A Hostile Work Environment

They say that “Friday the thirteenth is still better than Monday the whatever.” because it is that dreaded day that people have to retire from their oh-so-fun weekends and go back to their 9-5 job and slog. Workplace can be dreaded for various reasons, but bullying in the workplace can be really traumatic and have physical and mental effects.

The Workplace Bullying is defined as repeated, health-harming mistreatment of one or more persons (the targets) by one or more perpetrators. It is abusive conduct that is threatening, humiliating, or intimidating, or Work interference, sabotage, which prevents work from getting done or Verbal abuse.

In other words, workplace bullying is a persistent pattern of mistreatment from others in the workplace that causes either physical or emotional harm. It can include such tactics as verbal, nonverbal, psychological, physical abuse and humiliation. This unlike school bullying, takes place under a well-defined organization and is mostly done by the higher authorities.

Workplace Bullying takes various forms like:

  • Asking juniors to do things just to exercise pressure and show them who the boss is.
  • Choosing difficult situations, timings, events for them just to humiliate them and stroke their ego.
  • Asking others to join in the deed for terrifying the person even more
  • Use the worker’s personal weakness to use against him /her.
  • Failing to invite someone to an essential meeting
  • Threatening job loss
  • Assigning tasks that cannot be completed by deadline and setting unrealistic and impossible goals
  • Treating a worker differently than peers and co-workers are treated 
  • Invalid or baseless criticism, faultfinding, and unwarranted blame
  • Humiliation, public reprimands or obscene language
  • And many other advantages that they try to make use of for personal or professional benefit.

How bullying can affect an individual?

Those who are the targets of bullying may experience a range of effects. These reactions include:

  • Shock/Anger
  • Feelings of frustration and/or helplessness
  • Increased sense of vulnerability
  • Loss of confidence
  • Physical symptoms such as: Inability to sleep or Loss of appetite
  • Psychosomatic symptoms such as: Stomach pains or Headaches
  • Panic or anxiety, especially about going to work
  • Stress in personal life
  • Inability to concentrate
  • Low morale and productivity

How can bullying affect the workplace?

Bullying affects the overall “health” of an organization. An “unhealthy” workplace can have many effects. In general these include:

  • Increased absenteeism
  • Increased stress
  • Increased costs for employee assistance programs (EAPs), recruitment, etc.
  • Increased risk for accidents / incidents
  • Decreased productivity and motivation
  • Decreased morale
  • Reduced corporate image and customer confidence
  • Poor customer service

Although there are many laws persisting about workplace bullying, here are a few things that can help you in preparing your mind to take the required steps under such mental stress.

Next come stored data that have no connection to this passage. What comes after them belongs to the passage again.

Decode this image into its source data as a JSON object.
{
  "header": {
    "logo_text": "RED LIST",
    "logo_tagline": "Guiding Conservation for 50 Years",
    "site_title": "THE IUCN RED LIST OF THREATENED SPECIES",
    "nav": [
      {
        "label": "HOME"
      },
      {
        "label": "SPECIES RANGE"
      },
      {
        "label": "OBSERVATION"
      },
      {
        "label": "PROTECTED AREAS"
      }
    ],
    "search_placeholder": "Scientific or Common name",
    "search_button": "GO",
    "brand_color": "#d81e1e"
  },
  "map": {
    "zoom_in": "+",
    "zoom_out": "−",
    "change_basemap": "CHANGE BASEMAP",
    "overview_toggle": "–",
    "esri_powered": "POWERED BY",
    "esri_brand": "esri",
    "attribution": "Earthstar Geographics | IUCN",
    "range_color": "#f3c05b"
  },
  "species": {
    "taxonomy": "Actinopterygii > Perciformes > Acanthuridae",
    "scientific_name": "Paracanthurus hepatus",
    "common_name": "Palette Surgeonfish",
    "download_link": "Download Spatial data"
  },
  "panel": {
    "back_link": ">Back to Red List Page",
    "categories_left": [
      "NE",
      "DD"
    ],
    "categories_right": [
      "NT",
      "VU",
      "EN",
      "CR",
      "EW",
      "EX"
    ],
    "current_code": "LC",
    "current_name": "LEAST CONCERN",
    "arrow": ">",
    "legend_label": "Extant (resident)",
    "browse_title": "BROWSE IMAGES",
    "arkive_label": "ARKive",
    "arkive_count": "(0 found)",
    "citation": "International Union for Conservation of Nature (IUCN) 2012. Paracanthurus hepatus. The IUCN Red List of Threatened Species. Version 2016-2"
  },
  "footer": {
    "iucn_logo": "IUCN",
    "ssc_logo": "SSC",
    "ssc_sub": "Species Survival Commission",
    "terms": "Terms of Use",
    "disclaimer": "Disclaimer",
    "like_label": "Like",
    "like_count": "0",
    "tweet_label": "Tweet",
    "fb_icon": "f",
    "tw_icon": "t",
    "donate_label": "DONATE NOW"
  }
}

Define the deed by giving this torture a defined name and call it workplace bullying and not shy away from addressing it from what it is. Understanding that it is serious will help you take firmer stands and decisions.

Be emotionally strong and take a day off if you need and calm yourself down and clear your head before you take another decision. Be sure to note down the events that have been harassing you point by point for e.g.: The date, time and what happened in as much detail as possible, the names of witnesses and the outcome of the event.

Ask a helping hand and talk to your colleagues and ask them if they face anything like that and see if you could share your views on how to tackle it.

Firmly tell the person that his or her behaviour is not acceptable and ask them to stop. You can ask a supervisor or union member to be with you when you approach the person.

Keep copies of any letters, memos, e-mails, faxes, etc., received from the person.

Report the harassment to the person identified in your workplace policy, your supervisor, or a delegated manager. If your concerns are minimized, proceed to the next level of management.